Silbert sees the campaign as something everyone in the cryptocurrency industry should rally behind, a form of “rising tide lifts all boats” thinking. Still, the ad ends with the narrator saying, “Go digital. Go Grayscale.”

The ad will begin airing nationally on linear cable and business news networks in the next week, plus on OTT streaming video platforms like Hulu.

A shot from Grayscale's 'Drop Gold' TV ad
A shot from Grayscale's 'Drop Gold' TV ad

Why frame it as bitcoin vs. gold?

Grayscale’s ad may leave viewers wondering, Why pitch bitcoin as a gold alternative? Gold is a physical commodity with hundreds of years of history; bitcoin is a digital currency created in 2009 that few Americans understand.

Silbert says it’s a response to long-entrenched framing of gold as an investment class. “There has been a very strong marketing push from the gold industry that gold is the only and the best store of value in periods of economic uncertainty,” he says. “That may be true. But now you have bitcoin, which, in our opinion, provides all the same attributes as gold—it’s fungible and scarce and you can’t counterfeit it—but the big difference is that bitcoin actually has utility. Gold doesn’t have much utility beyond jewelry. And gold doesn’t have the accessibility. Anyone with internet can access bitcoin. So what bitcoin may lack in history, it more than makes up with utility and accessibility.”

Of course, very few mainstream retailers accept bitcoin as payment. But using bitcoin to pay for goods is not what Silbert means by utility.

“We’re not making the pitch that you should buy your coffee with bitcoin,” he says. “We are saying that bitcoin is better at doing gold’s job than gold has been in the past few decades. We believe that in the long run, bitcoin will be a better store of value than gold.”

The ‘store of value’ case

That argument may not carry much weight with crypto critics. Bitcoin is indeed up 113% over the past two years, while gold is up just 2.5% in that time. Bitcoin believers also like to point to how much the coin is up over a much longer period: 1,130% in the past five years. But the “store of value” argument wasn’t so convincing for bitcoin in 2018, when it fell more than 70% in value.

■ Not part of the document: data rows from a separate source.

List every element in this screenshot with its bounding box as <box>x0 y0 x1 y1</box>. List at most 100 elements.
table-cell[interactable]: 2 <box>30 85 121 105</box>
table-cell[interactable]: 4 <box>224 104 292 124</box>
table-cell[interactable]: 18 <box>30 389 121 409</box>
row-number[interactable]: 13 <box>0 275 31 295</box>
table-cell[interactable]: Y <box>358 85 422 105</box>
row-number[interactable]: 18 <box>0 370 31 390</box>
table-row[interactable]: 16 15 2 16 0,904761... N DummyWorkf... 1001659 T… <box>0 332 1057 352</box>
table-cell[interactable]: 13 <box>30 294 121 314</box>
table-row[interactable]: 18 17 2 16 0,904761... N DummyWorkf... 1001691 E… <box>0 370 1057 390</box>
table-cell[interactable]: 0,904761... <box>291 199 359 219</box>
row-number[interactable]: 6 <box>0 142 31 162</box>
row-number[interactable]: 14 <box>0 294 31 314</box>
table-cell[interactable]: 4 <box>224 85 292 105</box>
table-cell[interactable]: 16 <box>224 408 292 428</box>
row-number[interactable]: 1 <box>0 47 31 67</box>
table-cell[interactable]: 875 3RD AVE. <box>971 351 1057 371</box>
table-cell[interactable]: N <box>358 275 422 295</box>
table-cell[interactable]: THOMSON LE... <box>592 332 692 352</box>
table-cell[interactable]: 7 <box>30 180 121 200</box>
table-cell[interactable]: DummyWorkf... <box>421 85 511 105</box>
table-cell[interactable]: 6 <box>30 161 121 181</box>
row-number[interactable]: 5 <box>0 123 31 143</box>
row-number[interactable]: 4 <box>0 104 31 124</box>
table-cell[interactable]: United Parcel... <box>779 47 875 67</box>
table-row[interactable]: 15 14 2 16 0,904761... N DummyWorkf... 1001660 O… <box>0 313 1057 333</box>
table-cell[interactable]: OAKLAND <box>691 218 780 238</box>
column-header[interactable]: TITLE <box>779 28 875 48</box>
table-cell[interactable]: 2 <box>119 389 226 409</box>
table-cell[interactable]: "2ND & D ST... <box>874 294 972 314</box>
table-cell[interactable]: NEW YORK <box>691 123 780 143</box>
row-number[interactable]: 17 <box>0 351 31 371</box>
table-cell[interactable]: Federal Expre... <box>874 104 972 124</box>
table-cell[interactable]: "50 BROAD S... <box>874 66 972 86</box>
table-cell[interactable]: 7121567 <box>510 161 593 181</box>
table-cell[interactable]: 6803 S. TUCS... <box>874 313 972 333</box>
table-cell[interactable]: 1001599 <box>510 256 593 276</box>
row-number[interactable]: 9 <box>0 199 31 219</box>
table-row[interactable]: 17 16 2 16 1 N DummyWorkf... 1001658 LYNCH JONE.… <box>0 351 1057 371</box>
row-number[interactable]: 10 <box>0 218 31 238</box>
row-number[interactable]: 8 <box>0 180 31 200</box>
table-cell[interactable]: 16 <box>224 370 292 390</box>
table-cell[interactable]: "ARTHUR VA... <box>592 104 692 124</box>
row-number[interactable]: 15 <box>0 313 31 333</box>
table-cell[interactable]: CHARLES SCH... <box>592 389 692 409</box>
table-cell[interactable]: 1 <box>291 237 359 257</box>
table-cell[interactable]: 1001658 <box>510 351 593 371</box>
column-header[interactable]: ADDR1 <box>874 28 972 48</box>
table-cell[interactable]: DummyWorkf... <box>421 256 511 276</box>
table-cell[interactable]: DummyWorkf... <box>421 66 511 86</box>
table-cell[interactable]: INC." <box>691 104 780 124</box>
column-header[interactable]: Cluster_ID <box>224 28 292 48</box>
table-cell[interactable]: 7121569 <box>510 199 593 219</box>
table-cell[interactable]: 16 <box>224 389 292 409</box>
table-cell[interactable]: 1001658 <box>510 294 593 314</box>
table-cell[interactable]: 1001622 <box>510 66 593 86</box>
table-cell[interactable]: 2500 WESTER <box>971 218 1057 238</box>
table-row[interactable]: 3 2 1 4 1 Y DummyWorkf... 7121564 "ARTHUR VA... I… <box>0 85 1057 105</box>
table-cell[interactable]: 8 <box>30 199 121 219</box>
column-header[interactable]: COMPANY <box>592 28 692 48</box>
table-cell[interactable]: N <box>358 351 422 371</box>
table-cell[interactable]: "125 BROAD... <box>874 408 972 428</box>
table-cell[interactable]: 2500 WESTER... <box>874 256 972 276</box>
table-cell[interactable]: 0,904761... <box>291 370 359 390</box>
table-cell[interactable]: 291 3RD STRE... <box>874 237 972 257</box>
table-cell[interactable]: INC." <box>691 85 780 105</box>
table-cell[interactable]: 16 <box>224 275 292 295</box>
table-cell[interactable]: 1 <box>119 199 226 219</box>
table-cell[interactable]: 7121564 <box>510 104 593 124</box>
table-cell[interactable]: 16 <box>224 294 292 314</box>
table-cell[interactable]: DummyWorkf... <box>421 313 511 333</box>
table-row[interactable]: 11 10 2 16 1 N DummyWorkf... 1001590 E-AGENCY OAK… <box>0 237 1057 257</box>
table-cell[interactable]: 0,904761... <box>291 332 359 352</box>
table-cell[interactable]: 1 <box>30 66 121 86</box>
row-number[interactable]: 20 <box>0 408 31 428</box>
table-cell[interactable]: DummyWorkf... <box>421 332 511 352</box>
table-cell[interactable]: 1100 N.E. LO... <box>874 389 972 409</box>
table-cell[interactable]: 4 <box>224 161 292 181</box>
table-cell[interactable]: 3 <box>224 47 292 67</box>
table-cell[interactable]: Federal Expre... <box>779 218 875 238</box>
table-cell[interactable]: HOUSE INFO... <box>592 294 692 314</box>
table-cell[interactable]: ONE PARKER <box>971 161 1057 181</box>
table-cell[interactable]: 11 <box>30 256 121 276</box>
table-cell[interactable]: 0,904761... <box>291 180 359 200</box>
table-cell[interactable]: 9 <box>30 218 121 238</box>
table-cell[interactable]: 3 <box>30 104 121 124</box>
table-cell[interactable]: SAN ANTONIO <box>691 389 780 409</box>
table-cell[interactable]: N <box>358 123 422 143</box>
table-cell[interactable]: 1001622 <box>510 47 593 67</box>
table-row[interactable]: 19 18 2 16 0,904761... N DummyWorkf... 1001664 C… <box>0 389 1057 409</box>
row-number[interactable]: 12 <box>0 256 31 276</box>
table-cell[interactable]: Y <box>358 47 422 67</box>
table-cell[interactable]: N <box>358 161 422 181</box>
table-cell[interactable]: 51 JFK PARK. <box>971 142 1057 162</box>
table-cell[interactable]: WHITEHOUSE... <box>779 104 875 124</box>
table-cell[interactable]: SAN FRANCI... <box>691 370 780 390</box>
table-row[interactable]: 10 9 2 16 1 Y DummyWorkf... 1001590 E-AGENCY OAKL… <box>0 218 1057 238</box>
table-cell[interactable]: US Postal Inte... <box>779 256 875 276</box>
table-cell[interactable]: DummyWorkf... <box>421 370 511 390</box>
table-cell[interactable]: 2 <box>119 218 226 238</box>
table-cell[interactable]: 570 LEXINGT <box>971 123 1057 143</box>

Silbert acknowledges that bitcoin’s volatility has concerned mainstream investors. But he’s confident bitcoin will prove itself as a store of value, and sees that use case—not its use as a daily currency, and not even the much-hyped applications of the underlying blockchain technology—as the primary way to take it mainstream.

“I hope one day we’re using distributed ledger and blockchain to do all the things people say it will do,” Silbert says, “but there is still limited traction around the use of blockchain for anything other than speculative purposes. The store-of-value use for bitcoin is the best use case. So we are hopeful that the industry will embrace and get behind this.”